Who needs facts when we have our wild imaginations!
http://www.livescience.com/history/050318_reason_turin_shroud.html
The shroud contradicts the Gospel of John, which describes multiple cloths (including a separate "napkin" over the face), as well as "an hundred pound weight" of burial spices--not a trace of which appears on the cloth.
No examples of the shroud linen's complex herringbone twill weave date from the first century, when burial cloths tended to be of plain weave in any case.
The shroud has no known history prior to the mid-fourteenth century, when it turned up in the possession of a man who never explained how he had obtained the most holy relic in Christendom.
The earliest written record of the shroud is a bishop's report to Pope Clement VII, dated 1389, stating that it originated as part of a faith-healing scheme, with "pretended miracles" being staged to defraud credulous pilgrims.
The bishop's report also stated that a predecessor had "discovered the fraud and how the said cloth had been cunningly painted, the truth being attested to by the artist who had painted it" (emphasis added).

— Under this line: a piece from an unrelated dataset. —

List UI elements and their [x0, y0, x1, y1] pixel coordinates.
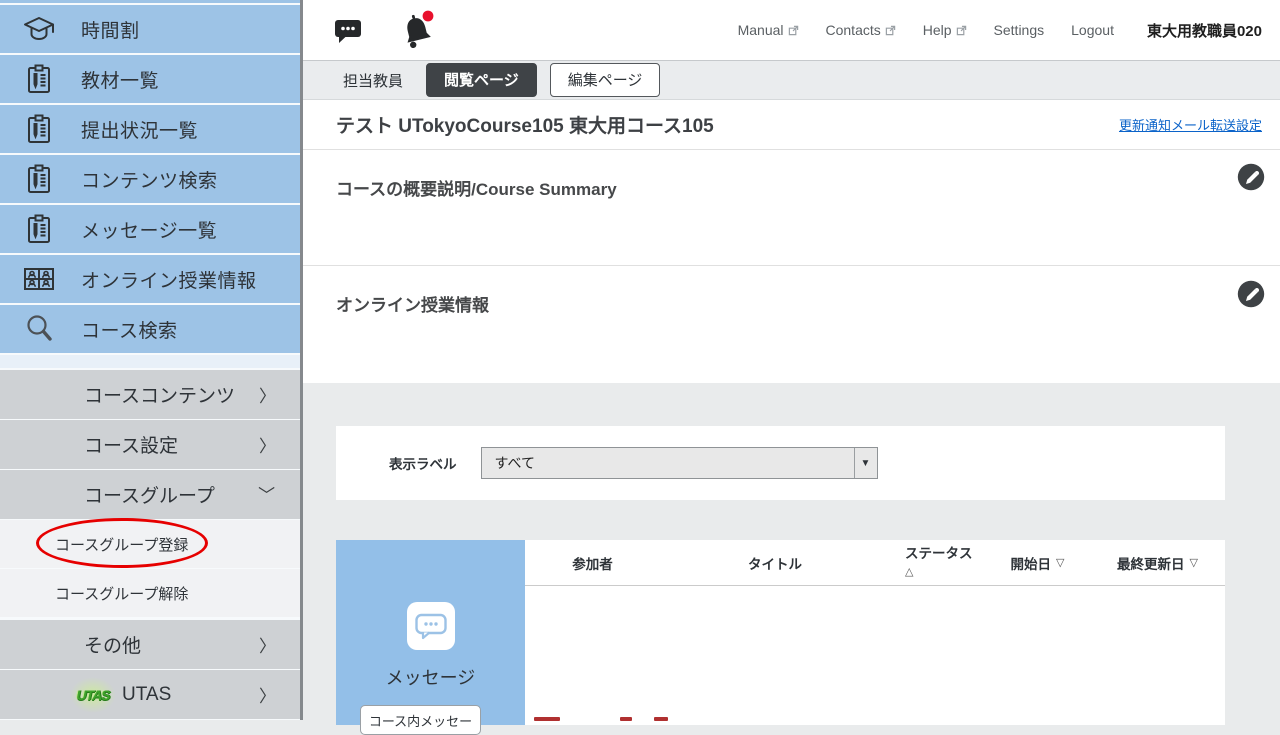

Although, as St. Augustine lamented in the fourth-century, Jesus' appearance was completely unknown, the shroud image follows the conventional artistic likeness.
The physique is unnaturally elongated (like figures in Gothic art), and there is a lack of wraparound distortions that would be expected if the cloth had enclosed an actual three-dimensional object like a human body. The hair hangs as for a standing, rather than reclining figure, and the imprint of a bloody foot is incompatible with the outstretched leg to which it belongs.

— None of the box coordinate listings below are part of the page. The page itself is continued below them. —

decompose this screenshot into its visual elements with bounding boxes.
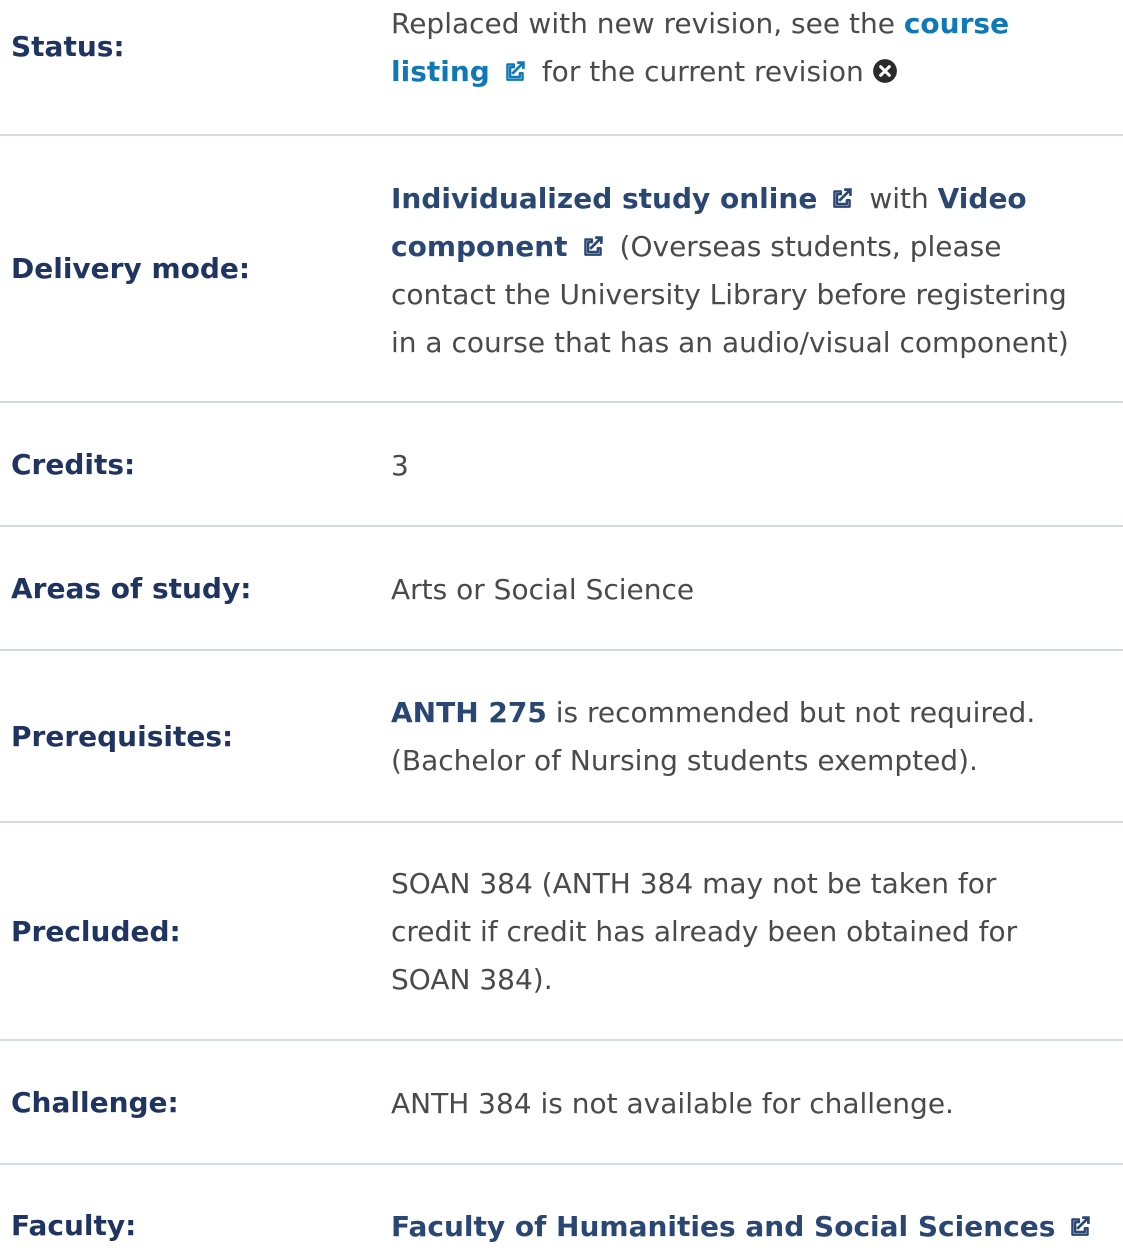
precluded-value: SOAN 384 (ANTH 384 may not be taken for … bbox=[380, 858, 1123, 1004]
faculty-row: Faculty: Faculty of Humanities and Socia… bbox=[0, 1165, 1123, 1243]
delivery-note-line3: in a course that has an audio/visual com… bbox=[391, 325, 1069, 359]
anth-275-link[interactable]: ANTH 275 bbox=[391, 696, 547, 729]
course-listing-link[interactable]: listing bbox=[391, 55, 490, 88]
status-text-after: for the current revision bbox=[541, 55, 864, 88]
course-listing-link-part1[interactable]: course bbox=[904, 7, 1009, 40]
precluded-line3: SOAN 384). bbox=[391, 963, 553, 996]
delivery-row: Delivery mode: Individualized study onli… bbox=[0, 136, 1123, 403]
external-link-icon[interactable] bbox=[580, 233, 606, 259]
individualized-study-link[interactable]: Individualized study online bbox=[391, 182, 817, 215]
credits-row: Credits: 3 bbox=[0, 403, 1123, 527]
challenge-label: Challenge: bbox=[11, 1085, 179, 1119]
delivery-text-mid: with bbox=[869, 181, 938, 215]
close-circle-icon[interactable] bbox=[872, 58, 898, 84]
course-details-table: Status: Replaced with new revision, see … bbox=[0, 0, 1123, 1243]
prerequisites-value: ANTH 275 is recommended but not required… bbox=[380, 687, 1123, 785]
delivery-value: Individualized study online with Video co… bbox=[380, 171, 1123, 367]
areas-value: Arts or Social Science bbox=[391, 573, 695, 606]
external-link-icon[interactable] bbox=[1067, 1213, 1093, 1239]
external-link-icon[interactable] bbox=[829, 185, 855, 211]
challenge-row: Challenge: ANTH 384 is not available for… bbox=[0, 1041, 1123, 1165]
prerequisites-text-line2: (Bachelor of Nursing students exempted). bbox=[391, 744, 978, 777]
precluded-line1: SOAN 384 (ANTH 384 may not be taken for bbox=[391, 867, 997, 900]
status-value: Replaced with new revision, see the cour… bbox=[380, 0, 1123, 96]
prerequisites-text-line1: is recommended but not required. bbox=[546, 696, 1036, 729]
challenge-value: ANTH 384 is not available for challenge. bbox=[391, 1087, 954, 1120]
faculty-label: Faculty: bbox=[11, 1209, 137, 1242]
prerequisites-row: Prerequisites: ANTH 275 is recommended b… bbox=[0, 651, 1123, 823]
precluded-line2: credit if credit has already been obtain… bbox=[391, 915, 1018, 948]
areas-label: Areas of study: bbox=[11, 571, 252, 605]
status-row: Status: Replaced with new revision, see … bbox=[0, 0, 1123, 136]
external-link-icon[interactable] bbox=[502, 58, 528, 84]
precluded-label: Precluded: bbox=[11, 914, 181, 948]
status-label: Status: bbox=[11, 30, 125, 63]
video-component-link[interactable]: component bbox=[391, 230, 568, 263]
status-text-before: Replaced with new revision, see the bbox=[391, 7, 904, 40]
prerequisites-label: Prerequisites: bbox=[11, 719, 234, 753]
credits-label: Credits: bbox=[11, 447, 136, 481]
faculty-value: Faculty of Humanities and Social Science… bbox=[380, 1165, 1123, 1251]
delivery-note-line2: contact the University Library before re… bbox=[391, 277, 1067, 311]
delivery-note-line1: (Overseas students, please bbox=[619, 229, 1002, 263]
faculty-link[interactable]: Faculty of Humanities and Social Science… bbox=[391, 1210, 1055, 1243]
video-component-link-part1[interactable]: Video bbox=[938, 182, 1027, 215]
precluded-row: Precluded: SOAN 384 (ANTH 384 may not be… bbox=[0, 823, 1123, 1041]
delivery-label: Delivery mode: bbox=[11, 252, 251, 285]
areas-row: Areas of study: Arts or Social Science bbox=[0, 527, 1123, 651]
credits-value: 3 bbox=[391, 449, 409, 482]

The alleged blood stains are unnaturally picture-like. Instead of matting the hair, for instance, they run in rivulets on the outside of the locks. Also dried "blood" (as on the arms) has been implausibly transferred to the cloth. The blood remains bright red, unlike genuine blood that blackens with age.
In 1973, internationally known forensic serologists subjected the "blood" to a battery of tests--for chemical properties, species, blood grouping, etc. The substance lacked the properties of blood, instead containing suspicious, reddish granules.
Subsequently, the distinguished microanalyst Walter McCrone identified the "blood" as red ocher and vermilion tempera paint and concluded that the entire image had been painted.